Liputan6.com, Pyongyang - Rezim Kim Jong-un meledakan kantor komunikasi gabungan antar-Korea di daerah perbatasan. Peledakan terjadi pada pukul 14.50 waktu setempat.
Media Korea Selatan, Yonhap, melaporkan bahwa saksi mendengar suara ledakan dan melihat kepulan asap di perbatasan.
Baca Juga
Advertisement
Lokasi kantor itu berada di Zona Industri Kaesong. Tak ada laporan korban jiwa dalam peristiwa ini.
Rezim Kim Jong-un sedang marah atas aksi aktivis-aktivis di Korsel yang mengirimkan selebaran berisi kritikan ke rezim Kim Jong-un. Pengkhianat dari Korut terlibat dalam aksi tersebut.
Para "pengkhianat" itu adalah orang-orang yang berhasil kabur dari rezim totaliter Korut.
Media Korut, KCNA, menegaskan bahwa peledakan itu sebagai balasan atas aksi para "pengkhianat" yang berada di Korsel.
"(Hal ini) memaksa para sampah itu dan pihak yang melindungi sampah itu agar membayar kejahatan-kejahatan mereka," tulis KCNA.
Adik Kim Jong-un, Kim Yo-jong, juga sebelumnya telah memberi ancaman bahwa negaranya siap mengambil tindakan. Korut pada pekan lalu juga memutuskan komunikasi dengan Korsel.
Militer Korsel kini sedang memperketat pengawasan di perbatasan. Kantor kepresidenan Korsel mengadakan pertemuan darurat terkait insiden ini.
Pihak Korsel sebetulnya sudah berjanji kepada Korut akan menyetop aksi para aktivis itu.
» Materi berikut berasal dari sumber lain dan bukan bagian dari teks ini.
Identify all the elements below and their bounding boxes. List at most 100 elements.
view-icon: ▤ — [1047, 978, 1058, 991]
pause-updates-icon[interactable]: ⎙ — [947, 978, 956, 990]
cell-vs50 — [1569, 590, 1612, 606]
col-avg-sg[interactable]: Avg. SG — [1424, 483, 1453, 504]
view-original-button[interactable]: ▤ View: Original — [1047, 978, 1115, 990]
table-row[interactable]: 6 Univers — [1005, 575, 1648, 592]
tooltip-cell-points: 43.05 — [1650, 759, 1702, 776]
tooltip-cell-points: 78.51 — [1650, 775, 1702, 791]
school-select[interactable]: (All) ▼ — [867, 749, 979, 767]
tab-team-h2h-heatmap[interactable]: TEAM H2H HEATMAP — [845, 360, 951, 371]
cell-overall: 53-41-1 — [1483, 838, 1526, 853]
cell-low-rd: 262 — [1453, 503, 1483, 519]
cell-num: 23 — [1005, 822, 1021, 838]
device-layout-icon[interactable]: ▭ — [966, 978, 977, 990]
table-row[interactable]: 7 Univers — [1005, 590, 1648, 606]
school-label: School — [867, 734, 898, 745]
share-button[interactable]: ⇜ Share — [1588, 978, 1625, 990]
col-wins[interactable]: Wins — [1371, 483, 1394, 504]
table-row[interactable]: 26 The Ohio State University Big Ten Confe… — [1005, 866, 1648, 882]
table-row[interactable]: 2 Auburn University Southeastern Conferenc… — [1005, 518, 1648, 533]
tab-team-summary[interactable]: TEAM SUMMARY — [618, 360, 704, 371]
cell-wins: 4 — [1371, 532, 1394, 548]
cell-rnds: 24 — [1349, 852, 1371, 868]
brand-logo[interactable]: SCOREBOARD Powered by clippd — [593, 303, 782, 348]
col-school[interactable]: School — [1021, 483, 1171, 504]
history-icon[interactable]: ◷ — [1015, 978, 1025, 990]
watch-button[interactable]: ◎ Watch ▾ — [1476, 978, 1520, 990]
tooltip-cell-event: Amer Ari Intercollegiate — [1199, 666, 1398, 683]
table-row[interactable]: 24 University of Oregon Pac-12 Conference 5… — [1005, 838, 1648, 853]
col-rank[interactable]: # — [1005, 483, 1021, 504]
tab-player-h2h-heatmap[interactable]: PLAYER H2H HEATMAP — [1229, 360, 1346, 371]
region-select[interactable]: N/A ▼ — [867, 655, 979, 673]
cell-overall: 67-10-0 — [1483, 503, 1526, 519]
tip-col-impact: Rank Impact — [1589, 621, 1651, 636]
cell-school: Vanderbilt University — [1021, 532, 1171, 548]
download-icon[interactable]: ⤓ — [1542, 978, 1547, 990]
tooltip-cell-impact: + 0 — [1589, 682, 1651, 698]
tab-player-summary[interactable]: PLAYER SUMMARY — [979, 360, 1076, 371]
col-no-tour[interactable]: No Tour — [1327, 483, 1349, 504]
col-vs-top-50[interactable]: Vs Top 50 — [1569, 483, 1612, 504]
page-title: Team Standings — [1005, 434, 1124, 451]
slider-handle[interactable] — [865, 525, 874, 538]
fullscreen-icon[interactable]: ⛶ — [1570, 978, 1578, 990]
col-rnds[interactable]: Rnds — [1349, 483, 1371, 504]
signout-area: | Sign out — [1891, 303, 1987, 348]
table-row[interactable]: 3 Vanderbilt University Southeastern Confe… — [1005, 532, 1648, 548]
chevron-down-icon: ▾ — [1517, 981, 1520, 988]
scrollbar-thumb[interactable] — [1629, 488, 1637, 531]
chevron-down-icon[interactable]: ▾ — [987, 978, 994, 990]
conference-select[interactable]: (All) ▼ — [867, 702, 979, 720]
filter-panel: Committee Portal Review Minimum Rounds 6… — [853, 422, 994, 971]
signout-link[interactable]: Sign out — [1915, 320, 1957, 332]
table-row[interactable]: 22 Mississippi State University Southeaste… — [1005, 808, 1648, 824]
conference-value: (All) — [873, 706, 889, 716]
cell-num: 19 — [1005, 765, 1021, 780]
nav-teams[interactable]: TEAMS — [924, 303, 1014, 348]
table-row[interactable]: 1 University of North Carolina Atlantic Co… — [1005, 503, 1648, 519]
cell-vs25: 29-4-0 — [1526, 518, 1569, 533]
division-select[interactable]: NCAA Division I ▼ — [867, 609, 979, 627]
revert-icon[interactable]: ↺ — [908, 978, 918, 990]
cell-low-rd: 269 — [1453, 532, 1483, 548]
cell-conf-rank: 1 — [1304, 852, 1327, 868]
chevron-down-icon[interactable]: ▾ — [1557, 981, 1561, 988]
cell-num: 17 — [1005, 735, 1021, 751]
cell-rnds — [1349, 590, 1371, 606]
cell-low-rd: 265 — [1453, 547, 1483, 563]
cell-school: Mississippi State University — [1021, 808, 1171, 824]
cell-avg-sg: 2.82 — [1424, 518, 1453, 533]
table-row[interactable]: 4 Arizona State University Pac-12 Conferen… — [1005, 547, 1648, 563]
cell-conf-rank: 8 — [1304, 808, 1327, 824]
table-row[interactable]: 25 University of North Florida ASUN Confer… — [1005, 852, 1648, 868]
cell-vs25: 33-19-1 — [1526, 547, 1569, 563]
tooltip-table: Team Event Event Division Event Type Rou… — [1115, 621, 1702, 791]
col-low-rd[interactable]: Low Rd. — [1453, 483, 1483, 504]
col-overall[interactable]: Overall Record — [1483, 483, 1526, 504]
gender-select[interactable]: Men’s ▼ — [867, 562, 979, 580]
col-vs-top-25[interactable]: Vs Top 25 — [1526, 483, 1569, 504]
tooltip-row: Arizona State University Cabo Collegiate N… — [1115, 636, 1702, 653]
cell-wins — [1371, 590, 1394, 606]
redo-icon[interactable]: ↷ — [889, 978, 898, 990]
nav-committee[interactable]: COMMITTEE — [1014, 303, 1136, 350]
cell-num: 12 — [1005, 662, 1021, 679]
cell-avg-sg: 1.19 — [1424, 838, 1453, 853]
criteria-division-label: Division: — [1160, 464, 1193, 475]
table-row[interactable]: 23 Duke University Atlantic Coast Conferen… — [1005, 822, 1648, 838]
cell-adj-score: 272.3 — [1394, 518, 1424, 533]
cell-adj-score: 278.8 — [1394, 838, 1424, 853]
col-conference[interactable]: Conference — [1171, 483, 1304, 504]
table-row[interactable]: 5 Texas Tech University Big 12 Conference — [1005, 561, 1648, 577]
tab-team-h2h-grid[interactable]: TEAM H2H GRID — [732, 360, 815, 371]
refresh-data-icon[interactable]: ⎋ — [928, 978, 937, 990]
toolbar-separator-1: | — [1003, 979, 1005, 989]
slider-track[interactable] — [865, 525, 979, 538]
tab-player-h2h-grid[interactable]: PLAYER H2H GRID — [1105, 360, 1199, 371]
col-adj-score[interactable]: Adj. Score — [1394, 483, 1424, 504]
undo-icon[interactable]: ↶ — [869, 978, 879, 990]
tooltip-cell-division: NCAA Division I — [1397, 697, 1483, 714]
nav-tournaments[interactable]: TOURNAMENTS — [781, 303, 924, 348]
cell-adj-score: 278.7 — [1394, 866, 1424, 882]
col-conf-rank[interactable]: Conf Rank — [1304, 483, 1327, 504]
Sebelumnya, Korsel berkata tindakan menyebar leaflet mengikuti prinsip kebebasan berpendapat.
Saksikan Video Pilihan Berikut Ini:
Militer Korut Siap Dikerahkan
Tentara Korea Utara siap untuk mengambil tindakan militer jika kelompok-kelompok pembelot Korea Selatan didorong maju lantaran terus mengampanyekan selebaran propaganda ke Korea Utara.
Dikutip dari laman Channel News Asia, Staf Umum Tentara Rakyat Korea (KPA) mengatakan, pihaknya telah mempelajari "rencana aksi" untuk memasuki kembali zona yang telah didemiliterisasi di bawah pakta antar-Korea dan "mengubah garis depan menjadi benteng."
"Tentara kami akan dengan cepat dan menyeluruh mengimplementasikan setiap keputusan dan perintah Partai dan pemerintah," kata KPA dalam sebuah pernyataan yang dibawa oleh kantor berita resmi KCNA.
Ketegangan meningkat ketika Pyongyang mengancam akan memutuskan hubungan antar-Korea dan mengambil tindakan balasan atas selebaran.
Selebaran itu membawa pesan-pesan kritis terhadap pemimpin Korea Utara Kim Jong-un termasuk pelanggaran hak asasi manusia.
Beberapa kelompok yang dipimpin pembelot secara teratur mengirim kembali selebaran, bersama dengan makanan, uang kertas US$ 1, radio mini dan stik USB yang berisi drama dan berita Korea Selatan, biasanya dengan balon melewati perbatasan yang dijaga ketat atau dalam botol melalui sungai.
Kim Yo-jong, saudara perempuan Kim sekaligus pejabat senior Partai Buruh yang berkuasa, mengatakan ia memerintahkan militer untuk mempersiapkan tindakan selanjutnya.
Korea Selatan mengambil tindakan hukum terhadap dua kelompok pembelot, dengan mengatakan mereka menyulut ketegangan lintas-batas, menimbulkan risiko bagi penduduk yang tinggal di dekat perbatasan dan menyebabkan kerusakan lingkungan.
Tetapi kelompok itu mengatakan mereka bermaksud untuk terus maju dengan kampanye yang direncanakan minggu ini.
Presiden Korea Selatan Moon Jae-in mendesak Korea Utara untuk menjaga perjanjian damai yang dicapai oleh kedua pemimpin dan kembali ke dialog.